Message Too Old, No Replies

How to prevent mass downloading?

and don't harm to search engines spiders.

         

a_sh

11:12 am on May 12, 2006 (gmt 0)

10+ Year Member



Users with highspeed channels and "website download" programs forces my website to go almost down from time to time.
Are there any free solutions to limit such activity without harm to search spiders, like googlebot?

stapel

8:23 pm on May 12, 2006 (gmt 0)

WebmasterWorld Senior Member 10+ Year Member



In your .htaccess file, you can ban downloaders using code such as:

    RewriteEngine on
    RewriteCond %{HTTP_USER_AGENT} ^.*attach.*$ [NC,OR]
    RewriteCond %{HTTP_USER_AGENT} ^.*Ants.*$ [NC,OR]
    RewriteCond %{HTTP_USER_AGENT} ^.*BackWeb.*$ [NC,OR]
    RewriteCond %{HTTP_USER_AGENT} ^.*Bandit.*$ [NC,OR]
    ...
    RewriteCond %{HTTP_USER_AGENT} ^.*Wget.*$ [NC,OR]
    RewriteCond %{HTTP_USER_AGENT} ^.*Whacker.*$ [NC,OR]
    RewriteCond %{HTTP_USER_AGENT} ^.*Widow.*$ [NC,OR]
    RewriteCond %{X-moz} ^prefetch [NC,OR]
    RewriteCond %{HTTP_USER_AGENT} ^.*Microsoft\Data\Access\Internet\Publishing\Provider.*$ [NC]
    RewriteRule ^.* - [F]

The "NC" means "no case", so upper-versus-lower case letters won't matter.
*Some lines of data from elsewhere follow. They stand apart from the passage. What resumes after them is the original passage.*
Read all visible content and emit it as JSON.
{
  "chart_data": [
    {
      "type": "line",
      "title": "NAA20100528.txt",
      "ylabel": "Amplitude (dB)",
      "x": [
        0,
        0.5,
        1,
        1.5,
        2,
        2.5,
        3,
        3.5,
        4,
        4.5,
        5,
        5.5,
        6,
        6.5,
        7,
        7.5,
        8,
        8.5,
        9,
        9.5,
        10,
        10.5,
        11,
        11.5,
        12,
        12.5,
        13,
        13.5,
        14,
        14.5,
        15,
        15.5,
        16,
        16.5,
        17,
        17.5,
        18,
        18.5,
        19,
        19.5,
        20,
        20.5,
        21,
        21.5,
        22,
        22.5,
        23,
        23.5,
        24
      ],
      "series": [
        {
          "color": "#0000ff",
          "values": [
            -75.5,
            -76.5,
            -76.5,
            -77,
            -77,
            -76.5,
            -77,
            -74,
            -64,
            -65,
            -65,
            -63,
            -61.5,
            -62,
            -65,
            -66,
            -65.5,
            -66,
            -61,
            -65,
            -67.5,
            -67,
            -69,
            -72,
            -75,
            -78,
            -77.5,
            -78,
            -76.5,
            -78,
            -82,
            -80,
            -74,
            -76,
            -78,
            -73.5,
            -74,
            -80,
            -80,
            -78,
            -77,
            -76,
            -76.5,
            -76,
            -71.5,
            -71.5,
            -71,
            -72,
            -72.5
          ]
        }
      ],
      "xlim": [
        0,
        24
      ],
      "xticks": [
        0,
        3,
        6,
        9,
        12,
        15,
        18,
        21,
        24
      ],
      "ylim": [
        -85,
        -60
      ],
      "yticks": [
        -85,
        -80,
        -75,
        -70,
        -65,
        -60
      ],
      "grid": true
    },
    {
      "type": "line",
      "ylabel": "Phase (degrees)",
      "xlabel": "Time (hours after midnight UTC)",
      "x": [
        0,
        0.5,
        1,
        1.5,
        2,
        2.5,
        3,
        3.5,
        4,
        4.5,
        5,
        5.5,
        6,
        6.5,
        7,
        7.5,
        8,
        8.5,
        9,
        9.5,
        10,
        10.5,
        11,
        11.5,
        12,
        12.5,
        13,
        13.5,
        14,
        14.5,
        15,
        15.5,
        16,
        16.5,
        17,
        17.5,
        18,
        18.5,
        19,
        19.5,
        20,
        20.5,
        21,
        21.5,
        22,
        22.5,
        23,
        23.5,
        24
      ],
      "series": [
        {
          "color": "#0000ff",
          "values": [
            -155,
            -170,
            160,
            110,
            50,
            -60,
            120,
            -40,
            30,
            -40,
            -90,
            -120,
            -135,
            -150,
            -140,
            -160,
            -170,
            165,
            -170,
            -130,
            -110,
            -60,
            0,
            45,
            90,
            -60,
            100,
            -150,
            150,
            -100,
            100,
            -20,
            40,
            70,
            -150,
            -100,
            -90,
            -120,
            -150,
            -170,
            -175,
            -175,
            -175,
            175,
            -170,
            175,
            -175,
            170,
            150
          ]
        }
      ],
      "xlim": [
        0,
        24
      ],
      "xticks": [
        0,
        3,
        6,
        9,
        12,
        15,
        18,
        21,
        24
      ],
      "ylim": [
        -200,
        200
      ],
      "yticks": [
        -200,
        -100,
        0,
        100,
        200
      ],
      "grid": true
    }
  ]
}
The "OR" means "or", so omit this from your last listing. The last line, the "rule", says "fail", so they won't get your pages.

Hope that helps a bit.

Eliz.

P.S. No, there is no requirement that things be listed alphabetically. But it can make it easier for you to review your listing later, if necessary.

a_sh

7:14 am on May 15, 2006 (gmt 0)

10+ Year Member



It's fine, but most downloaders didn't supply proper user-agent headers. They are IE, Mozilla,.... according to my website logs.

Are there solutions with determination of high load from IP, or banning due to hit to honeytrap....?

stapel

6:37 pm on May 15, 2006 (gmt 0)

WebmasterWorld Senior Member 10+ Year Member



If you don't want to depend on the user-agent being declared, then, yes, you'll probably need some sort of honeypot link near the top of your pages.

Eliz.